She goes on then, to write "Perhaps, then, writing has something
to do with darkness, and the desire or a compulsion to enter into it, and,
with luck, to illuminate it, and to bring something back out to the light."
In Atwood's case the urge to explore that dark place came after
years of reading, came unexpectedly when she wrote a poem in her head while
walking home from school and then wrote it down when she got home.
"After that writing was the only thing I wanted to do."
This act of self-discovery is revealed to us in the lecture called "Orientation
- Who do you think you are?”, subtitled “What is a writer and why did I become
one?” The lectures are organized somewhat that way, with a theoretical section
and a personal application.
The second lecture deals with the duality inherent in the creative
life. There is the person who creates the imperishable art, who is also the
person whose pants go on one leg at a time. There is also the writer in the
flesh - a person - as opposed to the writer enshrined on the page; not the
same person and yet one and the same. (And you thought the doctrine of the
trinity was tough.)
Lecture three deals with having to serve two masters. The writer
has a muse of some sort, and yet the writer must make a living. What shall
the writer do? What will be his or her level of dedication to the craft?
In the lecture on Temptation, Atwood asks if the writer has any
goal beside entertainment. Is there any relevance to the art, or any redeeming
quality that takes it beyond words on a page, or are writers just as false
as the Great and Powerful Oz, pulling his levers and pushing his buttons
to work the false head of his creation, yelling out “Pay no attention to
the man behind the curtain!” when he is exposed?
Who is the writing for? she asks in a lecture entitlesd“Communion”.
Everyone writes to be read by someone, some ideal reader; perhaps an ideal
of ones self, or a perfect first reader. Could be anyone, actually. Anyone
who comes to a book encounters it, and the author behind it, alone.
“Descent” contains the notion that Atwood raised in her introduction.
The writer has to go “somewhere” to find a story and bring it back alive.

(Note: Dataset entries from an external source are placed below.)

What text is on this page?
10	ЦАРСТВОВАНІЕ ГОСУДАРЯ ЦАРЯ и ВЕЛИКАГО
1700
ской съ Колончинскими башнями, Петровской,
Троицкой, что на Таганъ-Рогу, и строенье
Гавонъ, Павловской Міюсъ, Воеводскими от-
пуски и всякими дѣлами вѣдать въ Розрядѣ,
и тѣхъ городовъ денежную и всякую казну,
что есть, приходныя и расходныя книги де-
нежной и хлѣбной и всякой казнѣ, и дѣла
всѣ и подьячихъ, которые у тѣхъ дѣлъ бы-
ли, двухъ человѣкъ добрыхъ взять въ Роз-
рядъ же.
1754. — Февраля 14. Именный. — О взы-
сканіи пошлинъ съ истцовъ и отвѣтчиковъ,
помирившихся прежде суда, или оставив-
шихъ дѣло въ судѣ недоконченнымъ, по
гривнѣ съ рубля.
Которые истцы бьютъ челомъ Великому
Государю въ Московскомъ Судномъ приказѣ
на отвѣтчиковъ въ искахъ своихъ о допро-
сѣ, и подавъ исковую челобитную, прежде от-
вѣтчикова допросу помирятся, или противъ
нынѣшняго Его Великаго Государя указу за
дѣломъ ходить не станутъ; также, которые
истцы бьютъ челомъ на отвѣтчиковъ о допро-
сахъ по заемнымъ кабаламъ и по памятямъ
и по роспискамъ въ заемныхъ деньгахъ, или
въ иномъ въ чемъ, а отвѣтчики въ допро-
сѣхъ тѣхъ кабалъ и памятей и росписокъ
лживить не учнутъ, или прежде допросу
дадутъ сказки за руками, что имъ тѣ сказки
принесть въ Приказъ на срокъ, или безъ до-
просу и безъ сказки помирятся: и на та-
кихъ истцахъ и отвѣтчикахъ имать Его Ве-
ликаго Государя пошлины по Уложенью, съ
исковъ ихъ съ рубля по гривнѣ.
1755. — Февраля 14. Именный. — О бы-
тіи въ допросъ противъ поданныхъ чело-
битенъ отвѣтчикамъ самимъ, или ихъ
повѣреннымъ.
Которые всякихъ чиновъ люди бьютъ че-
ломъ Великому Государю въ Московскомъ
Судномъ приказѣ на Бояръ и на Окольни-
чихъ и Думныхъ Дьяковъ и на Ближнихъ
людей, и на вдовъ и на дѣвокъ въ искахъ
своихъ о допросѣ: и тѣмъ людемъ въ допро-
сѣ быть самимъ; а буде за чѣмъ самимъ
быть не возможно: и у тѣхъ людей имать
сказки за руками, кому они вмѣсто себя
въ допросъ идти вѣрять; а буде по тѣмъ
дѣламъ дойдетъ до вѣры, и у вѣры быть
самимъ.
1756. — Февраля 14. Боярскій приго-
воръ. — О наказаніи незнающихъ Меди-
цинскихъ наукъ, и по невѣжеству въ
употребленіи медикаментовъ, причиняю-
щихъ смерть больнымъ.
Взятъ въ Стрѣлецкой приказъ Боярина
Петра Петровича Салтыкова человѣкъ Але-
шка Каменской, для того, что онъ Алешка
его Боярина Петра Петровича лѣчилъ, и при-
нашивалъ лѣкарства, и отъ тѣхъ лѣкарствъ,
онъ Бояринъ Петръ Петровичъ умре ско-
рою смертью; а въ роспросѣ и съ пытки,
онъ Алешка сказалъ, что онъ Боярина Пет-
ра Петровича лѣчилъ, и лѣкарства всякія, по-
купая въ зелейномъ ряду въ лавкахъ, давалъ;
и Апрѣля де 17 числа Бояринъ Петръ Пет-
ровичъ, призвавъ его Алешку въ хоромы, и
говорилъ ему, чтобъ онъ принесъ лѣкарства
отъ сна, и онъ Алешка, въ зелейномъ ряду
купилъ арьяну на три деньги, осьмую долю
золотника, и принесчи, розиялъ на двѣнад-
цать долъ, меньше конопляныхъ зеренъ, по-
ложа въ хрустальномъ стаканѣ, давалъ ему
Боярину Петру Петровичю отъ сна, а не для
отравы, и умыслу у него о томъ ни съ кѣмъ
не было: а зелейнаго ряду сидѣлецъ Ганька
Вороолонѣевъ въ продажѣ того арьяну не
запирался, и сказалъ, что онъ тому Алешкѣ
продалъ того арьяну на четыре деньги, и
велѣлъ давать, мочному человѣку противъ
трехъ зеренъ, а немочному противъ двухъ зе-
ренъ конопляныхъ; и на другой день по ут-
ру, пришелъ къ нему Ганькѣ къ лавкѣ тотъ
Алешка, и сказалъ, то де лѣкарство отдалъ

Stephen King, who sometimes uses writers as protagonists, as Atwood has also
done, has called it “falling through the hole in the paper” or entering “the
zone”. Atwood sees it as a journey to the underworld, like Odysseus or Aeneas
seeking forbidden knowledge in order to find their way on their long journeys;
like an aboriginal dreamquest.
“As the best authorities have it, easy to go there, but hard
to come back; and then you must write it all down on a stone. Finally, if
you are lucky and the right reader comes along, the stone will speak. It
alone will remain to tell the story.”